2013年2月18日星期一

The Case for Grid-Connected Energy Storage


This past week, I attended the Midwest Energy Forum at the University of Chicago.  The Forum focused on the future of the U.S. electricity grid and the technologies that are likely to transform it over the next 30 years.   Experts in many of these technologies, including energy storage, wind, solar, nuclear, gas, and high voltage DC transmission systems, made presentations.Of all the technologies discussed, however, I came away with the impression (which I suspect was shared by many) that energy storage was the poor step child of the renewables industry.  Although the representatives of the wind, solar and other renewables industries were polite and nominally supportive of storage, they were consistent in their message that storage has a long way to go and that Best Custom Solar Chargers was certainly nowhere near as important as the renewable energy technologies they were advocating.
In fairness, the storage experts did not do much to rebut this perception.  While several experts gave good presentations about what storage could do on the grid, none explained with anything near the coherence of the wind, solar and transmission proponents why what storage could do was important and why the public or the government should care about it.It is, of course, critically important that the energy storage industry make its case for support to the government and to the public in a way that is honest, rational and persuasive.  Our colleagues in the wind and solar industries have done a great job of doing that.  At least in terms of public relations and dialogue, I would agree with them that storage has a long way to go.
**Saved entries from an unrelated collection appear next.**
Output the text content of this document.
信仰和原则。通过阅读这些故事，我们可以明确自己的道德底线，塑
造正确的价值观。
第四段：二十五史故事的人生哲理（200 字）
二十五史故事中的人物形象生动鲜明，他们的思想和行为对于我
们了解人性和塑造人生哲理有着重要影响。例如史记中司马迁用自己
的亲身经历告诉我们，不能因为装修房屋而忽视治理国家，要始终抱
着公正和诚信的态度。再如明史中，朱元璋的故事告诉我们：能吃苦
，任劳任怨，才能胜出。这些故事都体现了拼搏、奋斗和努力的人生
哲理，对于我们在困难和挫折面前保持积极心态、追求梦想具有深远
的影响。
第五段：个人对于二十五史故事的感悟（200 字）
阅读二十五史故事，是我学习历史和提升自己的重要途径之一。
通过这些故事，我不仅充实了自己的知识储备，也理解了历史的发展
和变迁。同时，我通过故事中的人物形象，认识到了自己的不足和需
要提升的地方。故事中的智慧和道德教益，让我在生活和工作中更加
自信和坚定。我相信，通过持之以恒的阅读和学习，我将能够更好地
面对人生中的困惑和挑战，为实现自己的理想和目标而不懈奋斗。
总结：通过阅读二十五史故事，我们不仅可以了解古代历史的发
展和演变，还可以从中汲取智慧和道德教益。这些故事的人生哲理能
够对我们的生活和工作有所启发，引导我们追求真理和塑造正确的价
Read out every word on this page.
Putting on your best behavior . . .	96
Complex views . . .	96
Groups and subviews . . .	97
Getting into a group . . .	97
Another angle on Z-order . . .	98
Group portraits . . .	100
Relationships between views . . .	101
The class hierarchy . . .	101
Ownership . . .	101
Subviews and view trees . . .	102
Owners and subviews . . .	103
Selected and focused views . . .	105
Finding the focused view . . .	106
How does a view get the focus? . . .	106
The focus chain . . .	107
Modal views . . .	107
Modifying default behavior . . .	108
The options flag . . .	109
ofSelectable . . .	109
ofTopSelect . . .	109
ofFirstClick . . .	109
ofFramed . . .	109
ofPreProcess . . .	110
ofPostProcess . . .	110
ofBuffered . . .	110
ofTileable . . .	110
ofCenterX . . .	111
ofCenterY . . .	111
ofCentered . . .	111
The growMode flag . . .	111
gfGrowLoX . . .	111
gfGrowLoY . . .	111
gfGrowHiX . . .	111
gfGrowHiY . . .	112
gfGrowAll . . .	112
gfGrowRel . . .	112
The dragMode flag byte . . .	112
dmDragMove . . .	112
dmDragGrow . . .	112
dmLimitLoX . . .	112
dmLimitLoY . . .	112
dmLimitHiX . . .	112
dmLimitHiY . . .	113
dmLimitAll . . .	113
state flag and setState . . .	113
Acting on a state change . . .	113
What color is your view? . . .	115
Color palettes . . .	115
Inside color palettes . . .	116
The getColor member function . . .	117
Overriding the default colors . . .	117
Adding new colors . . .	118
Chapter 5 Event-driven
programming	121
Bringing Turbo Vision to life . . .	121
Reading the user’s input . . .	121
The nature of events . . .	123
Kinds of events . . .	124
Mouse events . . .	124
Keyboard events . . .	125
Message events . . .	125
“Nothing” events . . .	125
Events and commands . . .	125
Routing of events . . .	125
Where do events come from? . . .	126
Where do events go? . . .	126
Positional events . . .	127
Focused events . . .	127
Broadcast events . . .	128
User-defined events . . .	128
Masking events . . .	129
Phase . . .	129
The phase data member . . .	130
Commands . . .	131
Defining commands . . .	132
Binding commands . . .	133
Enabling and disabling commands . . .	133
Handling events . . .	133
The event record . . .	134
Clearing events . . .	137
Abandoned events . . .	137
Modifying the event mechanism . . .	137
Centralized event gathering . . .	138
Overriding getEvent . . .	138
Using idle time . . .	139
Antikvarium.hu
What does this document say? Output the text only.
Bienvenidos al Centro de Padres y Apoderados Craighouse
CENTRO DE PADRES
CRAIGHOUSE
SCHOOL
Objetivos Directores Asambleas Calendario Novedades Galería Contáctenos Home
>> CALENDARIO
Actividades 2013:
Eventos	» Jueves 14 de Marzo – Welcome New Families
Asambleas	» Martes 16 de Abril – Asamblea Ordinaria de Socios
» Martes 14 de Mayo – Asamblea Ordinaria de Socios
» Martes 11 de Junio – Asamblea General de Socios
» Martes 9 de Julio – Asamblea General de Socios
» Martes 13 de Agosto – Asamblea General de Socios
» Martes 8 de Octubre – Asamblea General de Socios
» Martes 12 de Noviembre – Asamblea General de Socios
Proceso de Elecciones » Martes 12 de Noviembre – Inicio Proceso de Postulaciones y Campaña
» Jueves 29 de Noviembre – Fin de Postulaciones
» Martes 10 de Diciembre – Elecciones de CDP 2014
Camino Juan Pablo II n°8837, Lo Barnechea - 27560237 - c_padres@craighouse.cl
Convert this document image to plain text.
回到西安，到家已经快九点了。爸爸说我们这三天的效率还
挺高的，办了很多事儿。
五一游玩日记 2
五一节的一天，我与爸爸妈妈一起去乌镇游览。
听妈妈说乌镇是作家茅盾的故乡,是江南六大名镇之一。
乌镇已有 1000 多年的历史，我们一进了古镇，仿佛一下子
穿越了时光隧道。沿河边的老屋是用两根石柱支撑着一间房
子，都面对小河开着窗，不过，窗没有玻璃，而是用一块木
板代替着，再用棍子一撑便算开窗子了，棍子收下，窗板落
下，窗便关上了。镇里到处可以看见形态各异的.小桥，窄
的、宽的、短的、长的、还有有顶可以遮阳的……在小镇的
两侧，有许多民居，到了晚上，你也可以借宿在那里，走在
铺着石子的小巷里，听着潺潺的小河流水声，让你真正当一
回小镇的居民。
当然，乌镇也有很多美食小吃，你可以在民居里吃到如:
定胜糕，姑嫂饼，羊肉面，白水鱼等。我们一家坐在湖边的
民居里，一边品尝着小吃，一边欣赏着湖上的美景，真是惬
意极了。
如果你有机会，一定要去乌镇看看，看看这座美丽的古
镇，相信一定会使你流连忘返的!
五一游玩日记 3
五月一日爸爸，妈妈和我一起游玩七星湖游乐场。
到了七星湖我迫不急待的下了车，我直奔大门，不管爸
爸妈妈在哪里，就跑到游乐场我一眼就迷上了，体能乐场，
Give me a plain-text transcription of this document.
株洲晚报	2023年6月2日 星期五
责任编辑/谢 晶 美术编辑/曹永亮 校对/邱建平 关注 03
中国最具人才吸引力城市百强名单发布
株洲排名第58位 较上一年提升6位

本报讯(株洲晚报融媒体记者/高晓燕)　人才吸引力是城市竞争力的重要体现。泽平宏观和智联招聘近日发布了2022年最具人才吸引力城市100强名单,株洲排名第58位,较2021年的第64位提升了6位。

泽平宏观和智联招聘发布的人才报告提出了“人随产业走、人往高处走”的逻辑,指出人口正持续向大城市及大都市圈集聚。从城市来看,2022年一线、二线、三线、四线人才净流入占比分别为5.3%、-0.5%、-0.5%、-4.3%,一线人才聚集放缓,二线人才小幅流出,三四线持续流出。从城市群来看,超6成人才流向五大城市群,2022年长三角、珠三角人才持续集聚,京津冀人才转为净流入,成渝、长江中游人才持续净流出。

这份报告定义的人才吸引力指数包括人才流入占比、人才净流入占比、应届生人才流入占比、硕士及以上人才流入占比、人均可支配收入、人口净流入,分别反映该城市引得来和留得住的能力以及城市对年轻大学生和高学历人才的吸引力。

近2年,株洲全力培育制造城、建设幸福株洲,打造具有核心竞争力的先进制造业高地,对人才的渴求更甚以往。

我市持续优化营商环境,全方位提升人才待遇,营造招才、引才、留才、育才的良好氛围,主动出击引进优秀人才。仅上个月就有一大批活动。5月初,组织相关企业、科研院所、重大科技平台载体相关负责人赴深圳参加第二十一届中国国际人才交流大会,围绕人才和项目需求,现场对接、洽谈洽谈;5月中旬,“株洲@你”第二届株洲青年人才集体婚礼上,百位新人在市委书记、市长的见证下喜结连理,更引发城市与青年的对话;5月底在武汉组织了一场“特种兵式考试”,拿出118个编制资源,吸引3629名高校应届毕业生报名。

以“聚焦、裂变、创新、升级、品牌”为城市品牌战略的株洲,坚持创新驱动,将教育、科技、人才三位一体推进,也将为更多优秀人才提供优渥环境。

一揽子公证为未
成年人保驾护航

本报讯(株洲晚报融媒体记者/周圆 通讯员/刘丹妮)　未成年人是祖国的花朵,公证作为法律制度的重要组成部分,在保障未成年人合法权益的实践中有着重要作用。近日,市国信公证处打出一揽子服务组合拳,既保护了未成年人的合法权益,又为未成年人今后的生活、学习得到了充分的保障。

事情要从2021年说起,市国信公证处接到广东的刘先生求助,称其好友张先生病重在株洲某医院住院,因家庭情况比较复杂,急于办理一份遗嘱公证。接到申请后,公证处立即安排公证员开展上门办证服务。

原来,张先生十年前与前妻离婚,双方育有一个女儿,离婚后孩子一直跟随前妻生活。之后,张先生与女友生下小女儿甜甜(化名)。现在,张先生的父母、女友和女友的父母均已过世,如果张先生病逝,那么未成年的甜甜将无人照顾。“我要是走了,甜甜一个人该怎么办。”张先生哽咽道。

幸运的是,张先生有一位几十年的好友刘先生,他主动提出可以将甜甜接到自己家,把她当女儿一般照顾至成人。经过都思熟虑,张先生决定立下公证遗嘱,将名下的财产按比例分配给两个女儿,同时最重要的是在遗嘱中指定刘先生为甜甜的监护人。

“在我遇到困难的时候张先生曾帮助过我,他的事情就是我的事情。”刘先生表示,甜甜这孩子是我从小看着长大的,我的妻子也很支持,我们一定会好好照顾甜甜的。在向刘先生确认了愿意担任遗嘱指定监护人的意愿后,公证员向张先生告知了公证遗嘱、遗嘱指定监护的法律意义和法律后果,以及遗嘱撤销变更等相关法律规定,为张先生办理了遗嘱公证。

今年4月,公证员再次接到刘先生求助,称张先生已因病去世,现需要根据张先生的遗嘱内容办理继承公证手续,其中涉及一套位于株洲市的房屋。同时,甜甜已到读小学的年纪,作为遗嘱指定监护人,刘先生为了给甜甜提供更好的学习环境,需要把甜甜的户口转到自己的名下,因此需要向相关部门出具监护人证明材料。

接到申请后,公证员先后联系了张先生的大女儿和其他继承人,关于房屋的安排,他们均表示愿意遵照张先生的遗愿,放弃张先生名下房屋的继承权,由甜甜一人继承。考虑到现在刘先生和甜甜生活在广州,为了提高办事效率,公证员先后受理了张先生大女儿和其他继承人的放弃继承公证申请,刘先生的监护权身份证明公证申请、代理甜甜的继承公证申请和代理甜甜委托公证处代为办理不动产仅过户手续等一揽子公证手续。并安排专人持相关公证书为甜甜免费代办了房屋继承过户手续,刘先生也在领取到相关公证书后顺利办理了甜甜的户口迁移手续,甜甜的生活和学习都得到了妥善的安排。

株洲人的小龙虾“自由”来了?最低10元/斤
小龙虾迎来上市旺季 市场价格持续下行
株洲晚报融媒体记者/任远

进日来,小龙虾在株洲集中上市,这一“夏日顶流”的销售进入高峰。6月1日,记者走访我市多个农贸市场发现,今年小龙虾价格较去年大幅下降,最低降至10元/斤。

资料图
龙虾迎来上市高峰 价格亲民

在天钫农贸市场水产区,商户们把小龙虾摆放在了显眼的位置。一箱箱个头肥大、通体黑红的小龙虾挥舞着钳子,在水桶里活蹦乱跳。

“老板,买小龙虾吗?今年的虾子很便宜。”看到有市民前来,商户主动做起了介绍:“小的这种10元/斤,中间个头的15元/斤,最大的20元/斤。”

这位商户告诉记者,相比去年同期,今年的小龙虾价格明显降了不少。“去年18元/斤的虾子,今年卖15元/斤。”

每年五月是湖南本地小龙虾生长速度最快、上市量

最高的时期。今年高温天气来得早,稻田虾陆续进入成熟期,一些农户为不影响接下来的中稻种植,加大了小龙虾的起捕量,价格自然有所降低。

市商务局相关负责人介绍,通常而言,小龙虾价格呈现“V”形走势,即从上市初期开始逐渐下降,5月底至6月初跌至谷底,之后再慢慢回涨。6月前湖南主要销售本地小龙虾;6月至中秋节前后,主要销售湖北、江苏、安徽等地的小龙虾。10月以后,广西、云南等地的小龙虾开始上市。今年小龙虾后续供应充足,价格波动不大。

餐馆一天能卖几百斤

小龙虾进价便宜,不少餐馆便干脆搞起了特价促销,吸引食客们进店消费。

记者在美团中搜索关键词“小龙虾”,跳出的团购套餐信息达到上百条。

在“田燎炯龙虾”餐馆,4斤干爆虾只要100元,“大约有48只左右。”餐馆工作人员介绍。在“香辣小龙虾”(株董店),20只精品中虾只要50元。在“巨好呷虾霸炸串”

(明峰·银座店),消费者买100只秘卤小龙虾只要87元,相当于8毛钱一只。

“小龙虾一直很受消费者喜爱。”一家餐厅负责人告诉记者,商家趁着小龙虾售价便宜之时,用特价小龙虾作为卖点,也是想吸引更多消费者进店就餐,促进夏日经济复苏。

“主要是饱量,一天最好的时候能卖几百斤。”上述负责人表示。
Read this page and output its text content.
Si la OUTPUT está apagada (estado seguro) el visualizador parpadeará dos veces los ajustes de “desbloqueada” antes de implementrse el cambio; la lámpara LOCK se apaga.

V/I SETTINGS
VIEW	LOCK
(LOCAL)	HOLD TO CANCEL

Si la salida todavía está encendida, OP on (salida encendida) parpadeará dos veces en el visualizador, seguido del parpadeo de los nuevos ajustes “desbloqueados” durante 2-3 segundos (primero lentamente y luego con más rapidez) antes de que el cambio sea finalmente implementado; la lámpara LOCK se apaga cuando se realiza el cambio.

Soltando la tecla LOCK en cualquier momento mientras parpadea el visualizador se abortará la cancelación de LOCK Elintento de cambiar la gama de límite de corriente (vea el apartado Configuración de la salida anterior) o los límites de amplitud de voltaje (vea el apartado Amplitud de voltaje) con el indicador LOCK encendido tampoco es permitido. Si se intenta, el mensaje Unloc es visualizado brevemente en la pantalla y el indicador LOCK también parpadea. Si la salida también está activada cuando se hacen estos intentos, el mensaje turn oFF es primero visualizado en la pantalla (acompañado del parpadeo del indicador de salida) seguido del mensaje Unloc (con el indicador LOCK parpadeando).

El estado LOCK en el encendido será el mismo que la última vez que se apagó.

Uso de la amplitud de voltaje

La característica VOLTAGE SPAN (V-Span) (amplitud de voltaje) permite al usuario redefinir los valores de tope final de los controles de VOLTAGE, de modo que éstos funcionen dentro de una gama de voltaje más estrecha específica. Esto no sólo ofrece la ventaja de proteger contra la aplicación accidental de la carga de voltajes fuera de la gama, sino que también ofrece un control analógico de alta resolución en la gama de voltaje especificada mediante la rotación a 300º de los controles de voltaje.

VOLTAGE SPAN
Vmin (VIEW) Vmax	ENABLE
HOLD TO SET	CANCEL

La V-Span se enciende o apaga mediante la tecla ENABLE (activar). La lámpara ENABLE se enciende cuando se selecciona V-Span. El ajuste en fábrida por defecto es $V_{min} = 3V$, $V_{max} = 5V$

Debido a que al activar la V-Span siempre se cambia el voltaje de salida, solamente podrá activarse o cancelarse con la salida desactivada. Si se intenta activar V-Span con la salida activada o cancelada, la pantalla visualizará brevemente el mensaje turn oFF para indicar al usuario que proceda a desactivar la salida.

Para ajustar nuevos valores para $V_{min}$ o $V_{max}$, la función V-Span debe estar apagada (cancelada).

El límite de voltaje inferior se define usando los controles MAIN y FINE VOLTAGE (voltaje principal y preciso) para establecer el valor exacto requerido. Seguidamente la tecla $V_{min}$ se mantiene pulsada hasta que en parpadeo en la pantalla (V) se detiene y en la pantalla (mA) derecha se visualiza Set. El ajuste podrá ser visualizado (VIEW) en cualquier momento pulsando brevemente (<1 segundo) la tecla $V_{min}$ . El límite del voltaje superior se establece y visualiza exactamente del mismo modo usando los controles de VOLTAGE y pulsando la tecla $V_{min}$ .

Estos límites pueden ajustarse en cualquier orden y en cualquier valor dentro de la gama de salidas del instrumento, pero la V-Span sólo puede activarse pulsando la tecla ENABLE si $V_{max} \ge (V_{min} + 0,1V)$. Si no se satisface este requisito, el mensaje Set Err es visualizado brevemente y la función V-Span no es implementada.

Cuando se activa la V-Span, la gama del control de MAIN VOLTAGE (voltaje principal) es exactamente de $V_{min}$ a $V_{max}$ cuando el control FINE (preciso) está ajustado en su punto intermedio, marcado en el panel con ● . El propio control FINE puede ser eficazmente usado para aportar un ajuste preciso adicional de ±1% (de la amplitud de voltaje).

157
So let me give it a try:  Storage is important for the same reason that wind and solar energy are important but only more so--and only assuming that the true value of wind and solar energy technology is properly understood.While it is true that wind and solar are relatively clean forms of energy, cleanliness in itself is not their principal value to the grid.  Some experts argue that because of the cycling of thermal energy plants that generally must take place in order to balance the variable nature of wind and solar power, the overall environmental benefits of wind and solar are overstated.  Whether or not that is true, it is certainly true that the relative environmental benefits of wind and solar energy depend on the nature of the fuels they replace.  Where that fuel is relatively clean natural gas (which appears will be the case in the United States for the foreseeable future), it is difficult to argue that the low relative environmental benefits of wind and solar over natural gas justify the billions of dollars of subsidies that the wind and Best Custom Solar Mp3 player and charger industries have received.But wind and solar energy are, in fact, of great value to the electricity grid.  Their value, however, derives not just from the fact that they are relatively clean but from the fact that they each represent a useful new power resource that permits us to operate the grid more flexibly.  Society can use this new flexibility to change the way that electricity is generated and used across the system so as to pursue whatever goals society wants to achieve.